Sunday, October 21, 2007

Globatization when the World Is Not so Flat

Remember Thomas Friedman's book The World Is Flat: A Brief History of the Twenty-first Century? The Harvard Business School interviews a writer with a different view. Businesses Beware: The World Is Not Flat:
"But the world is not flat, argues HBS professor Pankaj Ghemawat. Think of it as partly globalized, or 'semiglobalized.'"

As he sees it, important realities dotting the landscape for business can be grouped into 4 basic areas: cultural, administrative/political, geographic, and economic. Discussions of globalization tend to overlook these factors. And companies that wish to make headway should consider 3 broad ways of dealing with distance: adapt, overcome it, and exploit it.

"What is different about this book on global strategy is its focus on the differences across countries," he writes. "The idea is to help businesses cross borders profitably by seeing the world as it really is, rather than in idealized terms."
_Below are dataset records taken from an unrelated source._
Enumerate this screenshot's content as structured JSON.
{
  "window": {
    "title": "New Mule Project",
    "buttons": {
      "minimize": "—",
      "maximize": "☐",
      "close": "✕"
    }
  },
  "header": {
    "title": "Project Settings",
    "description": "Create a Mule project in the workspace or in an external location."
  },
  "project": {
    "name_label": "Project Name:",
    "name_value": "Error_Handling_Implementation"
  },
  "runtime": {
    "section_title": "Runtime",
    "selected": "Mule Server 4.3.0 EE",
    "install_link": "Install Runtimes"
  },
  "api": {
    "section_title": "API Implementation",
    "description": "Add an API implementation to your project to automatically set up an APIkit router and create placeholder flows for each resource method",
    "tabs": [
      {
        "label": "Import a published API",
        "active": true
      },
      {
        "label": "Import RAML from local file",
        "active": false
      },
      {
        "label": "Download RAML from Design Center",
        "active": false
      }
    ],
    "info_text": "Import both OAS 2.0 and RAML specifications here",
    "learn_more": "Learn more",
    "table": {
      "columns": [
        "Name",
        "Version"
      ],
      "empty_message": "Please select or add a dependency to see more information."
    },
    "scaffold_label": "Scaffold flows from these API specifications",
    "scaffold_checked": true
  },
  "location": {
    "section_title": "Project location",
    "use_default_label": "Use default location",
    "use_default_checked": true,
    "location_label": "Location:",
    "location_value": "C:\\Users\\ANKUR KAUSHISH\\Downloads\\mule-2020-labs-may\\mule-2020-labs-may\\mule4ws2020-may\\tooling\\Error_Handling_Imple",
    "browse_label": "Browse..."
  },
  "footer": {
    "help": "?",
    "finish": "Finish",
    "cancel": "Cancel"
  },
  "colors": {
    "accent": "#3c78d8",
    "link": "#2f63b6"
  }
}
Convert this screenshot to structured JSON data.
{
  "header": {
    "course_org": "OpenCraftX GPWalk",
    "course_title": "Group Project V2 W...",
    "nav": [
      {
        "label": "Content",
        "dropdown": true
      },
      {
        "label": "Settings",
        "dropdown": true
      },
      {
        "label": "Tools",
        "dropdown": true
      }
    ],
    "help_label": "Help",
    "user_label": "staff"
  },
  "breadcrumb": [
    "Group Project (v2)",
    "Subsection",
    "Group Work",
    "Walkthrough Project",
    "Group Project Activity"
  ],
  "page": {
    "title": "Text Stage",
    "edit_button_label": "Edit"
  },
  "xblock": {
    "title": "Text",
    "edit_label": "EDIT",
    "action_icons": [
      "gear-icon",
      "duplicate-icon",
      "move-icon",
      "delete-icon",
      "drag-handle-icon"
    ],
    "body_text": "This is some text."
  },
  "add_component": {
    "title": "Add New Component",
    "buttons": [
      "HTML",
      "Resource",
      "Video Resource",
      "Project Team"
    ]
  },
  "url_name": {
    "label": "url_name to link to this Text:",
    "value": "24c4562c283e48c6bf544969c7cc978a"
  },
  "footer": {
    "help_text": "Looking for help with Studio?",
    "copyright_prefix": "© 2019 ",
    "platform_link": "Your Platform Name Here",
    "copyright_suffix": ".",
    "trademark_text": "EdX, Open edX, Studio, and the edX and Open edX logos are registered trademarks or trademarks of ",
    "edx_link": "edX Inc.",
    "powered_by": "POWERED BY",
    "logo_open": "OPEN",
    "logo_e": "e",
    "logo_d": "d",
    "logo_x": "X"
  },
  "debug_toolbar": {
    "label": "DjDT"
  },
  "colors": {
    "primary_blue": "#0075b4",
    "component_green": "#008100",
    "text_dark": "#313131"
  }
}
Considering how both Mayor Smith and Kris Ockomon talked about marketing Anderson globally, I think the whole interview ought to be read. One bit of that interview follows:
Note that Toyota's starting point is not a grand, longer-term vision of some distant globality when autos and auto parts can flow freely from anywhere to anywhere. Rather, the company anticipates expanded free-trade agreements within the Americas, Europe, and East Asia, but not across them. This is a more modest—but also more realistic—vision of a semiglobalized world in which neither the bridges nor the barriers between countries can be ignored.